High-priced Cabernet up 28%
Cabernet Sauvignon was the biggest selling red varietal wine in all three of the top price segments. The $20-plus category saw the fastest growth for the quarter at 28%. Chardonnay dominated sales totals in the $11-$14.99 range but saw its fastest growth of 19% at $20-plus.
Pinot Noir grew well in all three top brackets and led major varietals at $20-plus with 32% more sales than a year ago. It finished third behind Cabernet and Chardonnay in sales totals with nearly $6 million at the major U.S. food and drug stores where SIRI analyzes check stand scan data.

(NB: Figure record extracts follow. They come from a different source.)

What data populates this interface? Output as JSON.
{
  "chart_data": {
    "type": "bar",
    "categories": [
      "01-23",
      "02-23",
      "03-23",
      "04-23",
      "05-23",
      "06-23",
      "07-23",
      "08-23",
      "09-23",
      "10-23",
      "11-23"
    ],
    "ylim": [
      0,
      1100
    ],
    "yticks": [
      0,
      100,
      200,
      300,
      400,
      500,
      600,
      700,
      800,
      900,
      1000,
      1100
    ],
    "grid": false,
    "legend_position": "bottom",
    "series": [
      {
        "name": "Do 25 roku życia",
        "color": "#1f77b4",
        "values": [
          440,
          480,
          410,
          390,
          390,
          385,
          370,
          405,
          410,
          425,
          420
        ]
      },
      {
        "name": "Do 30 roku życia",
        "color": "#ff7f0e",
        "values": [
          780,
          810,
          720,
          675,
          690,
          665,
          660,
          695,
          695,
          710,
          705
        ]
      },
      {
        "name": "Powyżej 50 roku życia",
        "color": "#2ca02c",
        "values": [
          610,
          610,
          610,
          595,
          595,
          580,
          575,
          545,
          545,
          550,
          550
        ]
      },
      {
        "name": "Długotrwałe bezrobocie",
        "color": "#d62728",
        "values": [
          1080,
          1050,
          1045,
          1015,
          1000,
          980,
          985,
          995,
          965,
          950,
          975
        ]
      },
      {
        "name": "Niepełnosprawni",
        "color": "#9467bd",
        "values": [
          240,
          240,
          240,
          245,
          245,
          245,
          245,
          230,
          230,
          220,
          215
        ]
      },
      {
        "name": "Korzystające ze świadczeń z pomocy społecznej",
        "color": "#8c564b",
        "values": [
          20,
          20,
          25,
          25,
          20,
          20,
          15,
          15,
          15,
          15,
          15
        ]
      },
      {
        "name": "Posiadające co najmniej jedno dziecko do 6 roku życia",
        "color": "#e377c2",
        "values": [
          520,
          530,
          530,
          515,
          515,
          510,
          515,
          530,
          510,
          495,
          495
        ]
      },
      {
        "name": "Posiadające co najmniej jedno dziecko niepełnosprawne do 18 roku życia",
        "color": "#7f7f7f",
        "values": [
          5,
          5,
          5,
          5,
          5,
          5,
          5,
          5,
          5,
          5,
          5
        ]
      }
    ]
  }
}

The picture was not so bright in the largest price segment for both imports and domestics: $5-$7.99. This segment was nearly flat for domestic wines, with just 1% growth in the first quarter. Imports in this price range dropped in sales by 7%. The import category as a whole lost 1% in the first quarter.
Smaller was better
Another way to look at the sales situation is by packaging format. While overall sales of domestic table wine grew at 7% in the four weeks ending March 18, the growth rate of domestic varietal table wine in 750ml packages was higher, at 9%.
Varietal wine in 750ml bottles accounted for $245 million of the domestic category’s total $371 million sales over four weeks. The next-largest package type in dollars was varietal wine in 1.5L formats, with $59 million in sales and an essentially flat growth rate of 0.4%, which dragged down overall growth.